Das Problem des neuen Überflusses

Nach schweren Jahren strotzt die Bankbranche in Spanien derzeit vor Ertragskraft. Doch gegenüber Politik und Kundschaft sind die Institute kniepig.

Das Problem des neuen Überflusses

Spanische Banken

Das Problem des neuen Überflusses

Nach schweren Jahren strotzt die Branche vor Ertragskraft. Doch gegenüber Politik und Kundschaft sind die Institute kniepig.

Von Thilo Schäfer

Spaniens Banken feiern dieser Tage reichlich Rekorde.
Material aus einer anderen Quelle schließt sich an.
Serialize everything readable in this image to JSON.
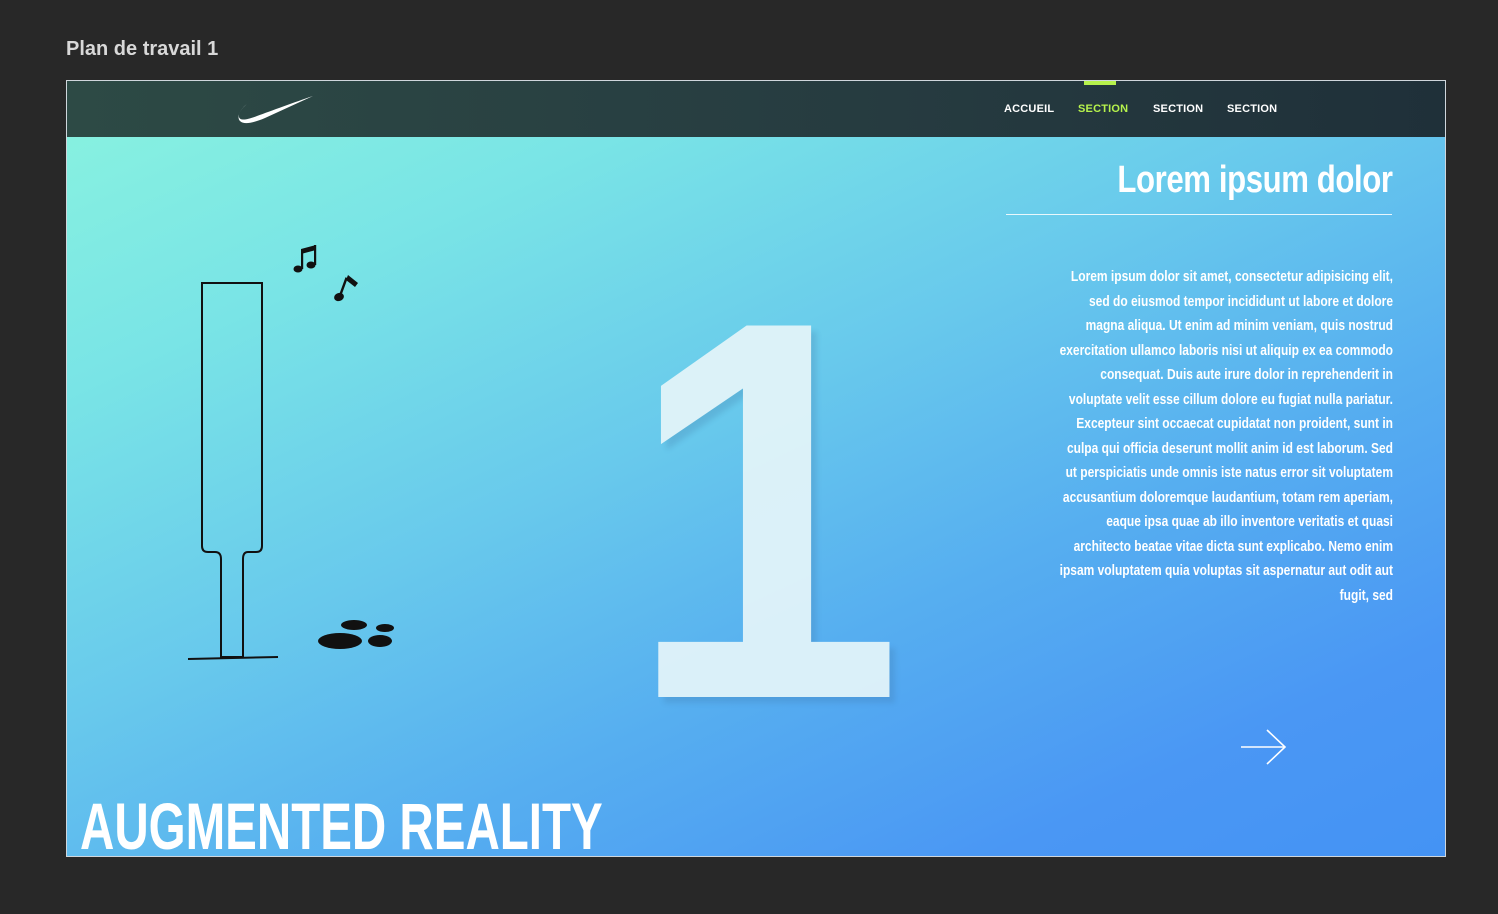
{
  "artboard": {
    "label": "Plan de travail 1"
  },
  "nav": {
    "items": [
      {
        "label": "ACCUEIL",
        "active": false
      },
      {
        "label": "SECTION",
        "active": true
      },
      {
        "label": "SECTION",
        "active": false
      },
      {
        "label": "SECTION",
        "active": false
      }
    ]
  },
  "hero": {
    "heading": "Lorem ipsum dolor",
    "body": "Lorem ipsum dolor sit amet, consectetur adipisicing elit, sed do eiusmod tempor incididunt ut labore et dolore magna aliqua. Ut enim ad minim veniam, quis nostrud exercitation ullamco laboris nisi ut aliquip ex ea commodo consequat. Duis aute irure dolor in reprehenderit in voluptate velit esse cillum dolore eu fugiat nulla pariatur. Excepteur sint occaecat cupidatat non proident, sunt in culpa qui officia deserunt mollit anim id est laborum. Sed ut perspiciatis unde omnis iste natus error sit voluptatem accusantium doloremque laudantium, totam rem aperiam, eaque ipsa quae ab illo inventore veritatis et quasi architecto beatae vitae dicta sunt explicabo. Nemo enim ipsam voluptatem quia voluptas sit aspernatur aut odit aut fugit, sed",
    "slide_number": "1",
    "title": "AUGMENTED REALITY"
  },
  "icons": {
    "logo": "nike-swoosh-logo",
    "illustration": "glass-music-notes-footprints",
    "next": "arrow-right-icon"
  },
  "colors": {
    "background": "#282828",
    "nav_active": "#b6f24c",
    "gradient_start": "#8af3df",
    "gradient_end": "#4493f4"
  }
}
Die sechs Geldinstitute des Schwergewichtsindex Ibex 35 haben in den ersten neun Monaten des Jahres zusammen fast 20 Mrd. Euro Gewinn nach Steuern geschrieben, ein Plus von 24% gegenüber 2022. Die drastische Zinserhöhung in der Eurozone und anderen Märkten wie Großbritannien oder Mexiko hat das klassische Privatkundengeschäft, das den Großteil der Geschäfte der spanischen Geldhäuser ausmacht, beflügelt. Darüber können sich derzeit vor allem die lange Zeit gebeutelten Aktionäre freuen, die mit gestiegenen Kursen, höheren Dividenden und Aktienrückkäufen im großen Stil belohnt werden.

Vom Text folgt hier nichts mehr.